CHICAGO, IL - SEPTEMBER 10: Chicago school teachers picket outside Wells… (Scott Olson )
For the first time in 25 years, Chicago’s teachers have walked out of the classroom to strike. If you happened to catch a glimpse of sign-wielding crowds outside your CTA window this morning, or wondered why your Facebook feed was flooded with teacher friends posing on the picket line, you might be wondering just exactly what’s going on. Here’s some quick info to get you up to speed.
So, what happened? Why are the teachers striking?
The strike comes after the Chicago Teachers Union, the group representing 25,000 Chicago Public Schools teachers, failed to reach a contract agreement with Chicago’s school board. The two groups have been negotiating since November on a new contract, and failed to reach an agreement before a Midnight deadline Sunday. A strike was authorized by the union in June, with 90 percent of members voting in favor of a picket.
What are they arguing about exactly?
There are a number of points of contention, ranging from benefits to salaries. Things boil down to three key issues. For one, the sides have not been able to agree upon the amount of a pay bump that goes into effect for the contract’s first year. The CTU is also fighting on job security issues, asking for a system where laid off teachers would be recalled if new jobs open up in the district. Finally, the CTU wants student performance in the classroom to reflect less on the teacher when it comes time for an evaluation process.
How ugly is it?
CTU President Karen Lewis called Mayor Rahm Emanuel a “bully” and a “liar” during a big Labor Day rally last week. The Tribune reported sending Rahm to the bargaining table to reach an agreement wasn’t going to fly, citing “bad blood” between him and Lewis.
What about the kids? Is it just like an extended summer vacation?
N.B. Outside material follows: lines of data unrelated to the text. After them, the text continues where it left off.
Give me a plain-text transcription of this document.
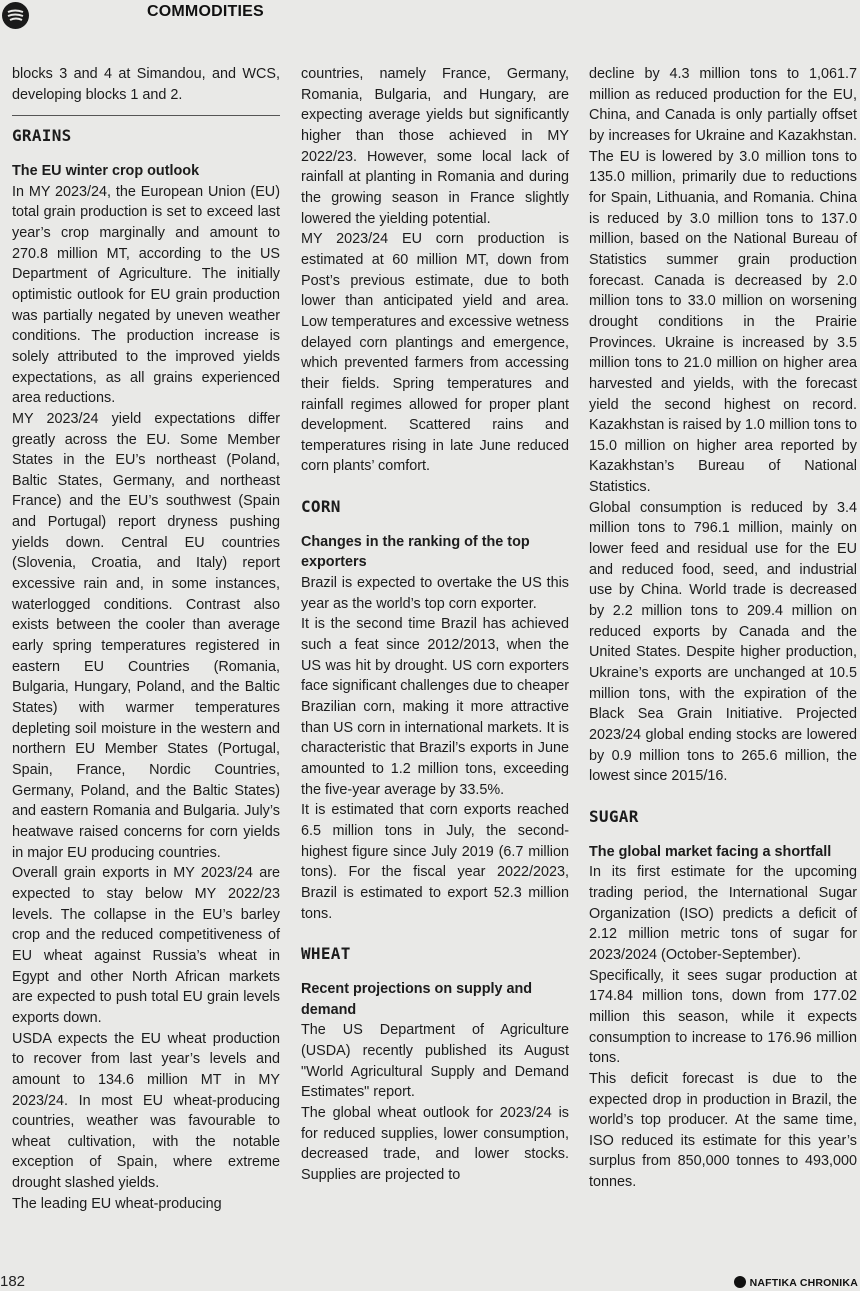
COMMODITIES

blocks 3 and 4 at Simandou, and WCS, developing blocks 1 and 2.

GRAINS

The EU winter crop outlook

In MY 2023/24, the European Union (EU) total grain production is set to exceed last year’s crop marginally and amount to 270.8 million MT, according to the US Department of Agriculture. The initially optimistic outlook for EU grain production was partially negated by uneven weather conditions. The production increase is solely attributed to the improved yields expectations, as all grains experienced area reductions.

MY 2023/24 yield expectations differ greatly across the EU. Some Member States in the EU’s northeast (Poland, Baltic States, Germany, and northeast France) and the EU’s southwest (Spain and Portugal) report dryness pushing yields down. Central EU countries (Slovenia, Croatia, and Italy) report excessive rain and, in some instances, waterlogged conditions. Contrast also exists between the cooler than average early spring temperatures registered in eastern EU Countries (Romania, Bulgaria, Hungary, Poland, and the Baltic States) with warmer temperatures depleting soil moisture in the western and northern EU Member States (Portugal, Spain, France, Nordic Countries, Germany, Poland, and the Baltic States) and eastern Romania and Bulgaria. July’s heatwave raised concerns for corn yields in major EU producing countries.

Overall grain exports in MY 2023/24 are expected to stay below MY 2022/23 levels. The collapse in the EU’s barley crop and the reduced competitiveness of EU wheat against Russia’s wheat in Egypt and other North African markets are expected to push total EU grain levels exports down.

USDA expects the EU wheat production to recover from last year’s levels and amount to 134.6 million MT in MY 2023/24. In most EU wheat-producing countries, weather was favourable to wheat cultivation, with the notable exception of Spain, where extreme drought slashed yields.

The leading EU wheat-producing

countries, namely France, Germany, Romania, Bulgaria, and Hungary, are expecting average yields but significantly higher than those achieved in MY 2022/23. However, some local lack of rainfall at planting in Romania and during the growing season in France slightly lowered the yielding potential.

MY 2023/24 EU corn production is estimated at 60 million MT, down from Post’s previous estimate, due to both lower than anticipated yield and area. Low temperatures and excessive wetness delayed corn plantings and emergence, which prevented farmers from accessing their fields. Spring temperatures and rainfall regimes allowed for proper plant development. Scattered rains and temperatures rising in late June reduced corn plants’ comfort.

CORN

Changes in the ranking of the top exporters

Brazil is expected to overtake the US this year as the world’s top corn exporter.

It is the second time Brazil has achieved such a feat since 2012/2013, when the US was hit by drought. US corn exporters face significant challenges due to cheaper Brazilian corn, making it more attractive than US corn in international markets. It is characteristic that Brazil’s exports in June amounted to 1.2 million tons, exceeding the five-year average by 33.5%.

It is estimated that corn exports reached 6.5 million tons in July, the second-highest figure since July 2019 (6.7 million tons). For the fiscal year 2022/2023, Brazil is estimated to export 52.3 million tons.

WHEAT

Recent projections on supply and demand

The US Department of Agriculture (USDA) recently published its August "World Agricultural Supply and Demand Estimates" report.

The global wheat outlook for 2023/24 is for reduced supplies, lower consumption, decreased trade, and lower stocks. Supplies are projected to

decline by 4.3 million tons to 1,061.7 million as reduced production for the EU, China, and Canada is only partially offset by increases for Ukraine and Kazakhstan. The EU is lowered by 3.0 million tons to 135.0 million, primarily due to reductions for Spain, Lithuania, and Romania. China is reduced by 3.0 million tons to 137.0 million, based on the National Bureau of Statistics summer grain production forecast. Canada is decreased by 2.0 million tons to 33.0 million on worsening drought conditions in the Prairie Provinces. Ukraine is increased by 3.5 million tons to 21.0 million on higher area harvested and yields, with the forecast yield the second highest on record. Kazakhstan is raised by 1.0 million tons to 15.0 million on higher area reported by Kazakhstan’s Bureau of National Statistics.

Global consumption is reduced by 3.4 million tons to 796.1 million, mainly on lower feed and residual use for the EU and reduced food, seed, and industrial use by China. World trade is decreased by 2.2 million tons to 209.4 million on reduced exports by Canada and the United States. Despite higher production, Ukraine’s exports are unchanged at 10.5 million tons, with the expiration of the Black Sea Grain Initiative. Projected 2023/24 global ending stocks are lowered by 0.9 million tons to 265.6 million, the lowest since 2015/16.

SUGAR

The global market facing a shortfall

In its first estimate for the upcoming trading period, the International Sugar Organization (ISO) predicts a deficit of 2.12 million metric tons of sugar for 2023/2024 (October-September).

Specifically, it sees sugar production at 174.84 million tons, down from 177.02 million this season, while it expects consumption to increase to 176.96 million tons.

This deficit forecast is due to the expected drop in production in Brazil, the world’s top producer. At the same time, ISO reduced its estimate for this year’s surplus from 850,000 tonnes to 493,000 tonnes.

182	NAFTIKA CHRONIKA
It depends. CPS has implemented a backup plan of sorts called “Children First,” which is focused on parents who cannot provide meals and child care during the school year. The district will keep 144 schools open, which will serve breakfast and lunch to students and provide activities to an estimated 150,000 expected to take part in the program. Additionally, many churches and community organizations are extending the hours of after-school programs to accommodate students.
However, since no traditional instruction is allowed during the strike because of state law, many of the activities will be independent reading or writing. It’s not an extended vacation for students, either. Missed days will have to be made up with shortened school day breaks or extra days at the end of the year.
All right, how long could the strike last?
It’s difficult to tell. On Monday, the Tribune reported CTU President Karen Lewis said the sides were “close” on an agreement about pay, but the union remained concerned about other issues. The last strike was in 1987, and lasted 19 days.